Lazily sample random results in python


Python question. I'm generating a large array of objects, which I only need to make a small random sample. Actually generating the objects in question takes a while, so I wonder if it would be possible to somehow skip over those objects that don't need generating and only explicitly create those objects that have been sampled.

In other words, I now have

a = createHugeArray()
s = random.sample(a,len(a)*0.001)

which is rather wasteful. I would prefer something more lazy like

a = createArrayGenerator()
s = random.sample(a,len(a)*0.001)

I don't know if this works. The documentation on random.sample isn't too clear, though it mentions xrange as being very fast - which makes me believe it might work. Converting the array creation to a generator would be a bit of work (my knowledge of generators is very rusty), so I want to know if this works in advance. :)

An alternative I can see is to make a random sample via xrange, and only generate those objects that are actually selected by index. That's not very clean though, because the indices generated are arbitrary and unnecessary, and I would need rather hacky logic to support this in my generateHugeArray method.

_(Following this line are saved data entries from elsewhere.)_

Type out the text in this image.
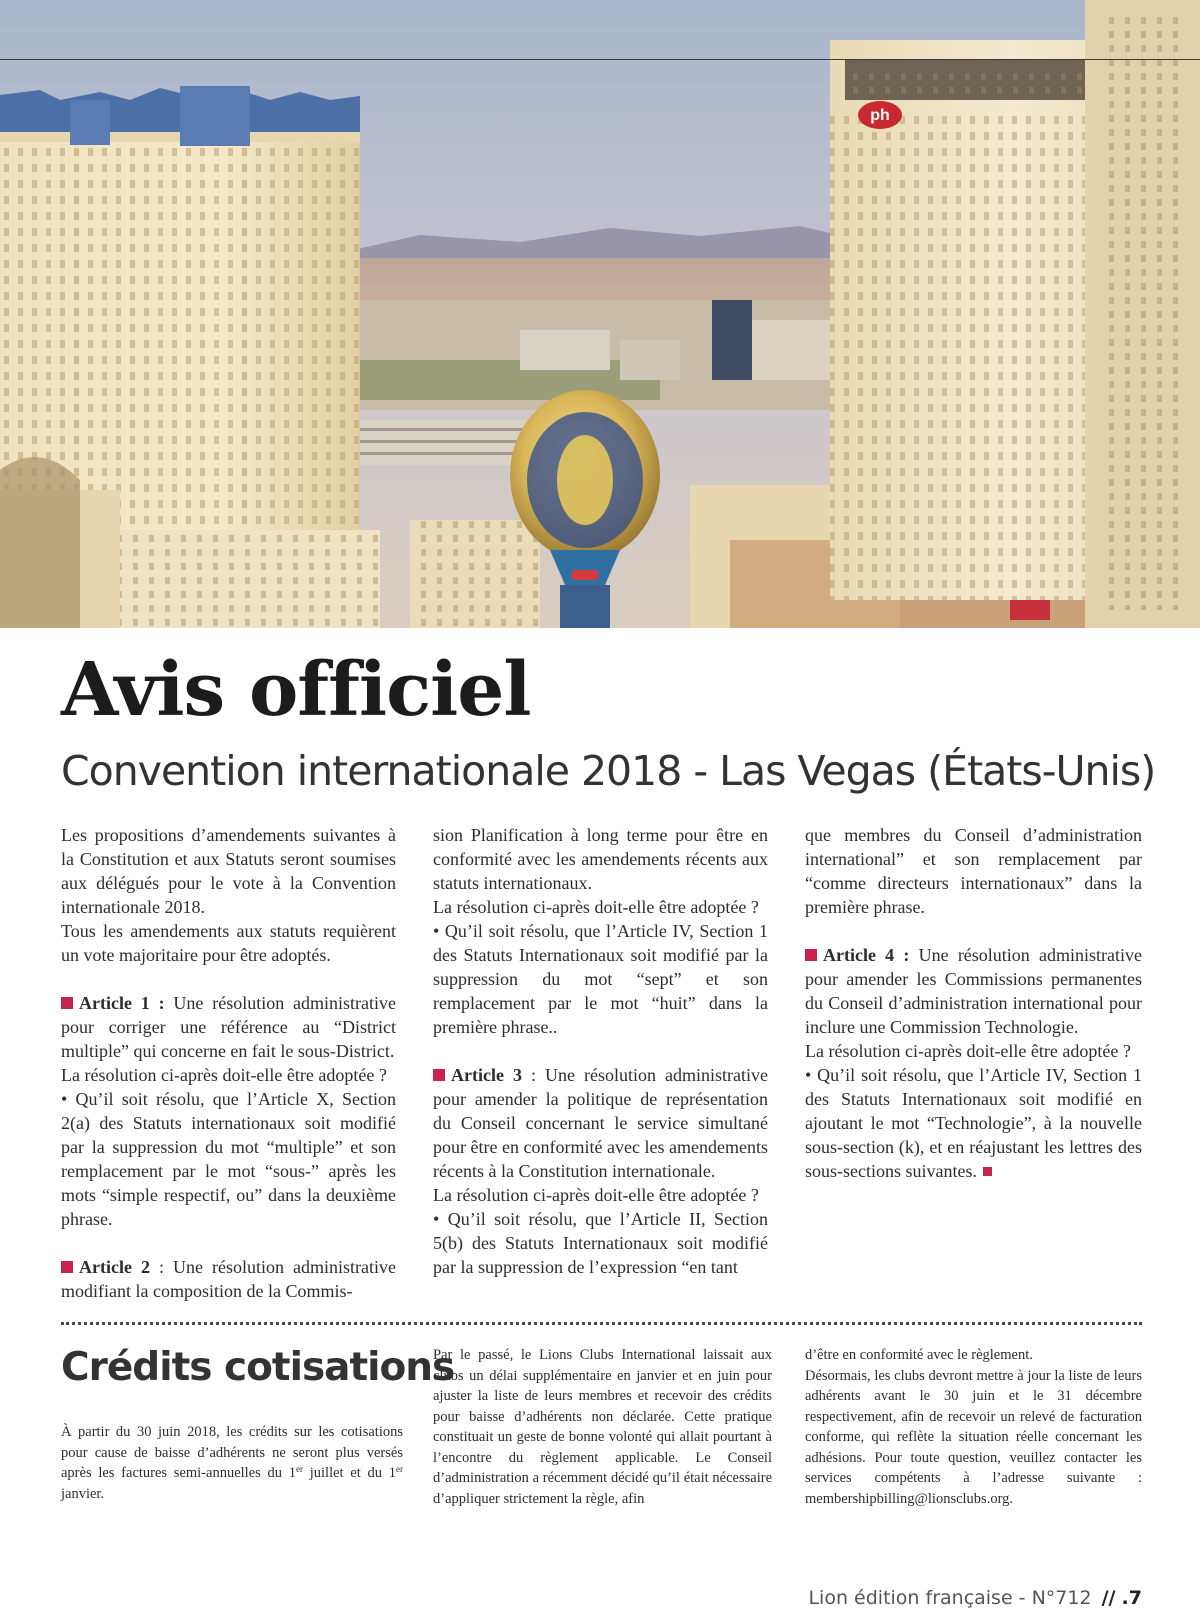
ph
Avis officiel
Convention internationale 2018 - Las Vegas (États-Unis)

Les propositions d’amendements suivantes à la Constitution et aux Statuts seront soumises aux délégués pour le vote à la Convention internationale 2018.

Tous les amendements aux statuts requièrent un vote majoritaire pour être adoptés.

Article 1 : Une résolution administrative pour corriger une référence au “District multiple” qui concerne en fait le sous-District.

La résolution ci-après doit-elle être adoptée ?

• Qu’il soit résolu, que l’Article X, Section 2(a) des Statuts internationaux soit modifié par la suppression du mot “multiple” et son remplacement par le mot “sous-” après les mots “simple respectif, ou” dans la deuxième phrase.

Article 2 : Une résolution administrative modifiant la composition de la Commis-

sion Planification à long terme pour être en conformité avec les amendements récents aux statuts internationaux.

La résolution ci-après doit-elle être adoptée ?

• Qu’il soit résolu, que l’Article IV, Section 1 des Statuts Internationaux soit modifié par la suppression du mot “sept” et son remplacement par le mot “huit” dans la première phrase..

Article 3 : Une résolution administrative pour amender la politique de représentation du Conseil concernant le service simultané pour être en conformité avec les amendements récents à la Constitution internationale.

La résolution ci-après doit-elle être adoptée ?

• Qu’il soit résolu, que l’Article II, Section 5(b) des Statuts Internationaux soit modifié par la suppression de l’expression “en tant

que membres du Conseil d’administration international” et son remplacement par “comme directeurs internationaux” dans la première phrase.

Article 4 : Une résolution administrative pour amender les Commissions permanentes du Conseil d’administration international pour inclure une Commission Technologie.

La résolution ci-après doit-elle être adoptée ?

• Qu’il soit résolu, que l’Article IV, Section 1 des Statuts Internationaux soit modifié en ajoutant le mot “Technologie”, à la nouvelle sous-section (k), et en réajustant les lettres des sous-sections suivantes.

Crédits cotisations

À partir du 30 juin 2018, les crédits sur les cotisations pour cause de baisse d’adhérents ne seront plus versés après les factures semi-annuelles du 1er juillet et du 1er janvier.

Par le passé, le Lions Clubs International laissait aux clubs un délai supplémentaire en janvier et en juin pour ajuster la liste de leurs membres et recevoir des crédits pour baisse d’adhérents non déclarée. Cette pratique constituait un geste de bonne volonté qui allait pourtant à l’encontre du règlement applicable. Le Conseil d’administration a récemment décidé qu’il était nécessaire d’appliquer strictement la règle, afin

d’être en conformité avec le règlement.

Désormais, les clubs devront mettre à jour la liste de leurs adhérents avant le 30 juin et le 31 décembre respectivement, afin de recevoir un relevé de facturation conforme, qui reflète la situation réelle concernant les adhésions. Pour toute question, veuillez contacter les services compétents à l’adresse suivante : membershipbilling@lionsclubs.org.

Lion édition française - N°712 // .7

For bonus points: how does random.sample actually work? Especially, how does it work if it doesn't know the size of the population in advance, as with generators like xrange?


Solution

  • There does not seem a way that avoids figuring out how the indices map to your permutations. If you don't know this, how would you create a random object from your array? You could either use the trick using xrange() you suggested yourself, or implement a class defining the __getitem__() and __len__() methods and pass and object of this class as population argument to random.sample().

    Some further comments:

    • Converting createHugeArray() into a generator won't buy you anything -- random.sample() will just not work anymore. It needs an object supporting len().

    • So it does need to know the number of elements in the population right from the beginning.

    • The implementation features two different algorithms and chooses the one that will use less memory. For relatively small k (that is, in the case at hand) it will simply save the indices already chosen in a set and make a new random choice if it hits one of them.

    Edit: A completely different approach would be to iterate over all permutations once and decide for each permutation if it should be included. If the total number of permutations is n and you would like to select k of them, you could write

    selected = []
    for i in xrange(n):
        perm = nextPermutation()
        if random.random() < float(k-len(selected))/(n-i):
            selected.append(perm)
    

    This would choose exactly k permutations randomly.